ProAct, a nonprofit serving people with disabilities, is kicking off its holiday lights recycling effort. The program also recycles electrical, phone and appliance cords and offers 29 drop-off locations including several in South-West coverage cities. Locations include:

 

• ACE Hardware & Paint, 3098 65th Ave. E., Inver Grove Heights

• Inver Grove Heights City Hall, 8150 Barbara Ave.

• Inver Grove Veterans Memorial Community Center 8055 Barbara Ave.

• Mendota Heights City Hall, 1101 Victoria Curve

• South St. Paul City Hall, 125 Third Ave. N.

• West St. Paul City Hall, 1616 Humboldt Ave.

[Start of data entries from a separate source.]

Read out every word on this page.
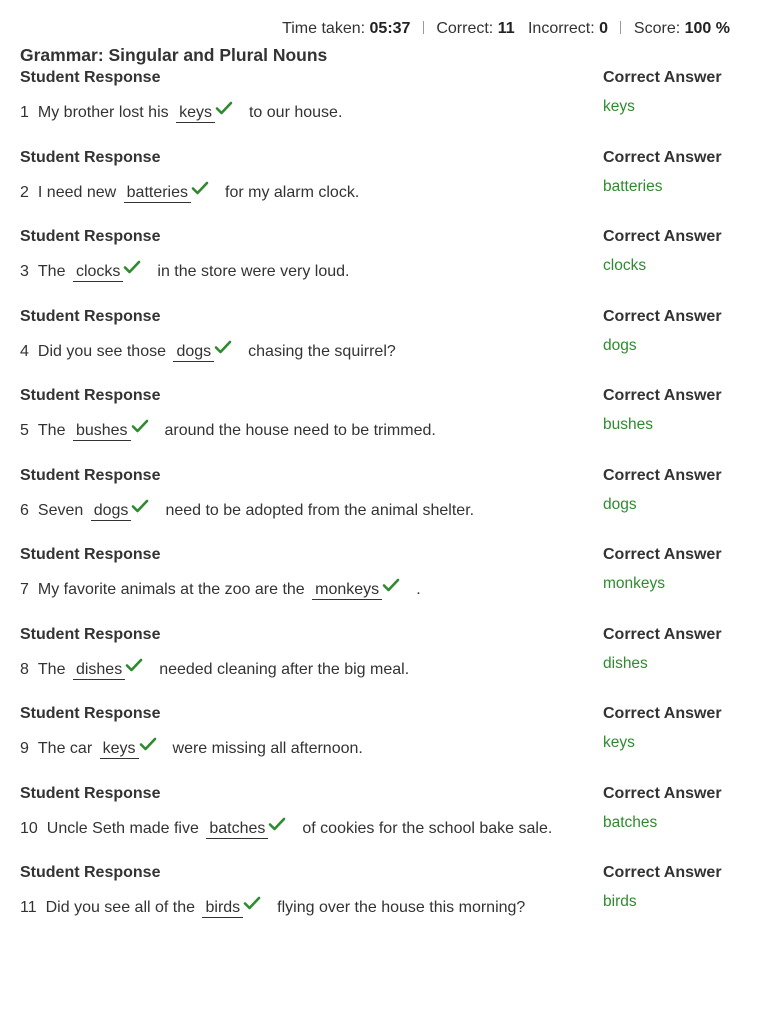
Time taken: 05:37 Correct: 11 Incorrect: 0 Score: 100 %
Grammar: Singular and Plural Nouns
Student Response
1 My brother lost his keys to our house.
Correct Answer
keys
Student Response
2 I need new batteries for my alarm clock.
Correct Answer
batteries
Student Response
3 The clocks in the store were very loud.
Correct Answer
clocks
Student Response
4 Did you see those dogs chasing the squirrel?
Correct Answer
dogs
Student Response
5 The bushes around the house need to be trimmed.
Correct Answer
bushes
Student Response
6 Seven dogs need to be adopted from the animal shelter.
Correct Answer
dogs
Student Response
7 My favorite animals at the zoo are the monkeys .
Correct Answer
monkeys
Student Response
8 The dishes needed cleaning after the big meal.
Correct Answer
dishes
Student Response
9 The car keys were missing all afternoon.
Correct Answer
keys
Student Response
10 Uncle Seth made five batches of cookies for the school bake sale.
Correct Answer
batches
Student Response
11 Did you see all of the birds flying over the house this morning?
Correct Answer
birds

• Dakota County Northern Service Center, 1 Mendota Road W.

 

“Keep your lights and cords out of the trash and recycle bins, and know that they will be handled properly and that the valuable material will be reclaimed and reused in new products,” said ProAct Production Coordinator Jennifer Cavalier.  The effort also helps to employ dozens of people with disabilities in Dakota County.

 

People with disabilities process the cords and bulbs at ProAct’s Eagan facility with a few exclusions, Cavalier explained.  Drop-off locations and ProAct cannot accept cord adapters, battery packs, plastic rope lights, CFL lights, light fixtures, trees and garland. Anything that is pre-lit needs to have the light strands removed from the item and the item disposed of separately by the consumer, she said.

Christmas lights and electrical cords cannot be recycled in standard, single-sort recycling bins, and can cause problems in the regular waste stream, but the material is recoverable, said Cavalier.  ProAct has grown the recycling effort each of the last four years.  All the work and income from the processed material will benefit individuals with disabilities in its programs.